A healthy liver holds relatively little fat (<5.5% fat fraction). Fatty liver disease occurs when the liver stores too much fat, either by producing and importing too much, or by burning and exporting too little. Nonalcoholic fatty liver disease (NAFLD) is marked in particular by higher circulating fatty acids, greater liver fatty acid production (de novo lipogenesis, or DNL), and delayed liver fatty acid export.
When fructose is consumed, it passes through the small intestine and quickly is taken up by the liver, where it is either burned or converted to free fatty acids and/or glycerol and glycogen. Fructose has been shown to increase liver and visceral fat: the former through increased DNL and the latter as a potential consequence of liver insulin resistance (fatty livers become insulin resistant). Fructose similarly increases circulating triglyceride levels by increasing fat production within the liver. These effects may be exacerbated by the effects of fructose on the gut microbiome, which can trigger additional liver inflammation and the development or progression of NAFLD.
Figure 1: In NAFLD, ingested fructose may alter the microbiome, increasing movement of endotoxin into the portal system because of increased permeability of tight junctions. Endotoxin and fructose enter the liver where endotoxin increases inflammation and insulin resistance through activation of Toll‐like receptor 4 (TLR4).
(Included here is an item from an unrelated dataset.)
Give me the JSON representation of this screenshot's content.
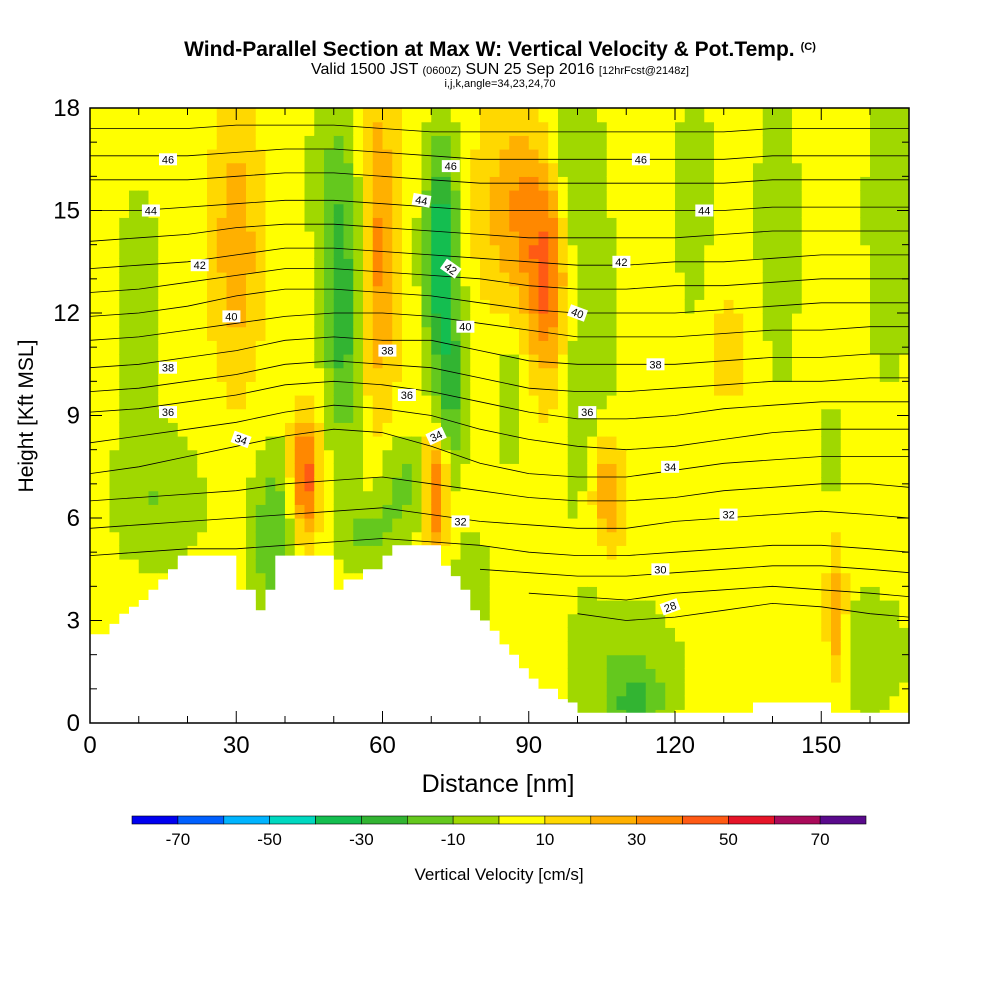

Fructose is rapidly metabolized, consuming adenosine triphosphate (ATP), which may result in increased adenosine monophosphate (AMP) and conversion to uric acid. Excess triglyceride produced through stimulation of de novolipogenesis (DNL) is packaged onto large, TG‐rich very low density lipoproteins (VLDL) or in the setting of imbalance can result in increased steatosis in the liver. Steatosis may also be driven by increased return of nonesterified free fatty acids (NEFA) from adipose tissue. From “Dietary fructose in nonalcoholic fatty liver disease“.
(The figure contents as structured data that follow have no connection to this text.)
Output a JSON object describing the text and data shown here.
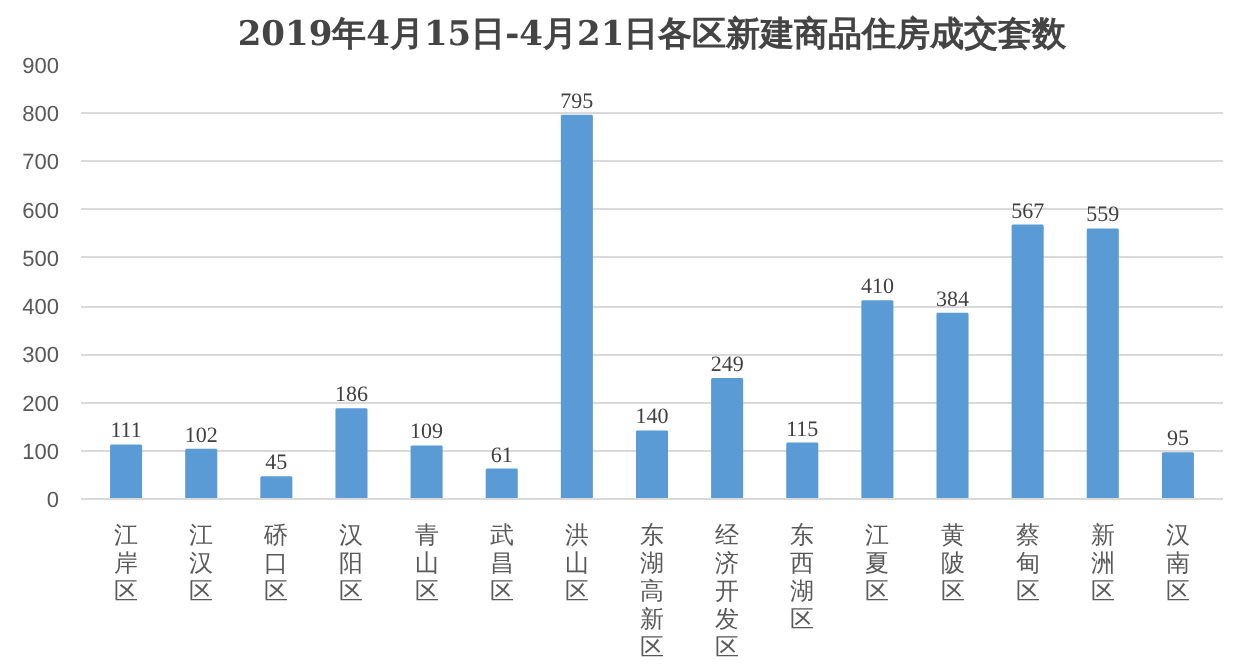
{
  "chart_data": {
    "type": "bar",
    "title": "2019年4月15日-4月21日各区新建商品住房成交套数",
    "categories": [
      "江岸区",
      "江汉区",
      "硚口区",
      "汉阳区",
      "青山区",
      "武昌区",
      "洪山区",
      "东湖高新区",
      "经济开发区",
      "东西湖区",
      "江夏区",
      "黄陂区",
      "蔡甸区",
      "新洲区",
      "汉南区"
    ],
    "values": [
      111,
      102,
      45,
      186,
      109,
      61,
      795,
      140,
      249,
      115,
      410,
      384,
      567,
      559,
      95
    ],
    "color": "#5b9bd5",
    "ylim": [
      0,
      900
    ],
    "yticks": [
      0,
      100,
      200,
      300,
      400,
      500,
      600,
      700,
      800,
      900
    ],
    "grid": "y",
    "data_labels": true
  }
}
Patients with NAFLD tend to consume more fructose than their peers, and those with more severe NAFLD consume more than those with less severe NAFLD. However, Vos and Lavine note that evidence from direct clinical trials has been inconsistent and only clearly indicates that fructose increases liver fat content in the context of a hypercaloric diet. They conclude, however, “While the understanding of the role of fructose in NAFLD is evolving, the evidence demonstrating increased VAT, hypertriglyceridemia, and insulin resistance from high fructose is sufficient to support decreasing consumption as a clinical recommendation for patients with NAFLD.”
Note: This review was written in 2013. Subsequent evidence, to be presented elsewhere on CrossFit.com, has more broadly illustrated a direct link between fructose consumption and NAFLD.